In the later Roman Empire, bagaudae (also spelled bacaudae) were groups of peasant insurgents who arose during the Crisis of the Third Century, and persisted until the very end of the western Empire, particularly in the less-Romanised areas of Gallia and Hispania, where they were "exposed to the depredations of the late Roman state, and the great landowners and clerics who were its servants".

The invasions, military anarchy and disorders of the third century provided a chaotic and ongoing degradation of the regional power structure within a declining Empire into which the bagaudae achieved some temporary and scattered successes, under the leadership of members of the underclass as well as former members of local ruling elites.

The name probably means "fighters" in Gaulish. C.E.V. Nixon assesses the bagaudae, from the official Imperial viewpoint, as "bands of brigands who roamed the countryside looting and pillaging". J.C.S. Léon interprets the most completely assembled documentation and identifies the bagaudae as impoverished local free peasants, reinforced by brigands, runaway slaves and deserters from the legions, who were trying to resist the ruthless labor exploitation of the late Roman proto-feudal manorial and military systems, and all manner of punitive laws and levies in the marginal areas of the Empire.

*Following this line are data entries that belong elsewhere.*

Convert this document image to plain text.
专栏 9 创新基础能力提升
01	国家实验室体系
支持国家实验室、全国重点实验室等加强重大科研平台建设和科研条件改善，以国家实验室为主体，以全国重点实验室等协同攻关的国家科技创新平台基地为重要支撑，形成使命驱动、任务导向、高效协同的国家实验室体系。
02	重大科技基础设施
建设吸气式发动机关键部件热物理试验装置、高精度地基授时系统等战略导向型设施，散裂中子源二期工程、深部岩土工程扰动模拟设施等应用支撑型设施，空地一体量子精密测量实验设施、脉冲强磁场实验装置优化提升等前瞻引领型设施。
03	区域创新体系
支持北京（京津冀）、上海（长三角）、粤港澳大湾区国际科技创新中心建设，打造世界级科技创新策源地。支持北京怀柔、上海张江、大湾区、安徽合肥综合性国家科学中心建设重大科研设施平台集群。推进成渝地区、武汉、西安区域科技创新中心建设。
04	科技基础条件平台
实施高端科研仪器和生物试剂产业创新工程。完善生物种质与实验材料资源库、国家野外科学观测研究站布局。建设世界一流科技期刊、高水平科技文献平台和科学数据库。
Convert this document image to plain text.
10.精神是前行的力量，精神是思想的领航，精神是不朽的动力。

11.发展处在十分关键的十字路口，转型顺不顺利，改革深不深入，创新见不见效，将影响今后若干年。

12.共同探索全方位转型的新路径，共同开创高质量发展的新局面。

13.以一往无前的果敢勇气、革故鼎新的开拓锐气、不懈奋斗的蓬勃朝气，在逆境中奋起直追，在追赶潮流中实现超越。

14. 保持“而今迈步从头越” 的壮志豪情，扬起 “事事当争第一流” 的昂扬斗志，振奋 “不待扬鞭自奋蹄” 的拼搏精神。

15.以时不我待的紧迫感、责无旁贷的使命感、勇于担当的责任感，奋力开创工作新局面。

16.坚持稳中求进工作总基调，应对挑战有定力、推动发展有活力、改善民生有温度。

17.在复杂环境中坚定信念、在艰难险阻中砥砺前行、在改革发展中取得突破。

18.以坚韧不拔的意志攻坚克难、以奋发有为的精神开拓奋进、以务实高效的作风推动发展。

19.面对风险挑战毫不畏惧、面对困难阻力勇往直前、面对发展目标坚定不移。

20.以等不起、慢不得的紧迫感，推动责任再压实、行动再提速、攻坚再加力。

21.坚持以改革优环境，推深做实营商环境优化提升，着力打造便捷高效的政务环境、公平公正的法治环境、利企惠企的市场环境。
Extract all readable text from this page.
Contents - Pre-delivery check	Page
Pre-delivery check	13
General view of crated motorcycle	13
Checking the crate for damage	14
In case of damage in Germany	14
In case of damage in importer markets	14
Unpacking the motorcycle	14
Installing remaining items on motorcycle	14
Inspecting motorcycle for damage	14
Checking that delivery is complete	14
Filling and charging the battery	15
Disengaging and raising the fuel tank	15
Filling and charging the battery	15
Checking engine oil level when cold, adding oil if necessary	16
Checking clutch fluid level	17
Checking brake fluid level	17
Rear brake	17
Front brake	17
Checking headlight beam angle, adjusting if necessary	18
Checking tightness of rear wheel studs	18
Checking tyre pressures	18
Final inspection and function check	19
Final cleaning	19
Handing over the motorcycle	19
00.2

After the bagaudae came to the full attention of the central authorities about AD 284, re-establishment of the settled social order was swift and severe: the peasant insurgents were crushed in AD 286 by the Caesar Maximian and his subordinate Carausius, under the aegis of the Augustus Diocletian. Their leaders are mentioned as Amandus and Aelianus, although E.M. Wightman, in her Gallia Belgica proposes that the two belonged to the local Gallo-Roman landowning class who then became "tyrants" and most likely rebelled against the grinding taxation and garnishing of their lands, harvests and manpower by the predatory agents of the late Roman state (see frumentarii, publicani).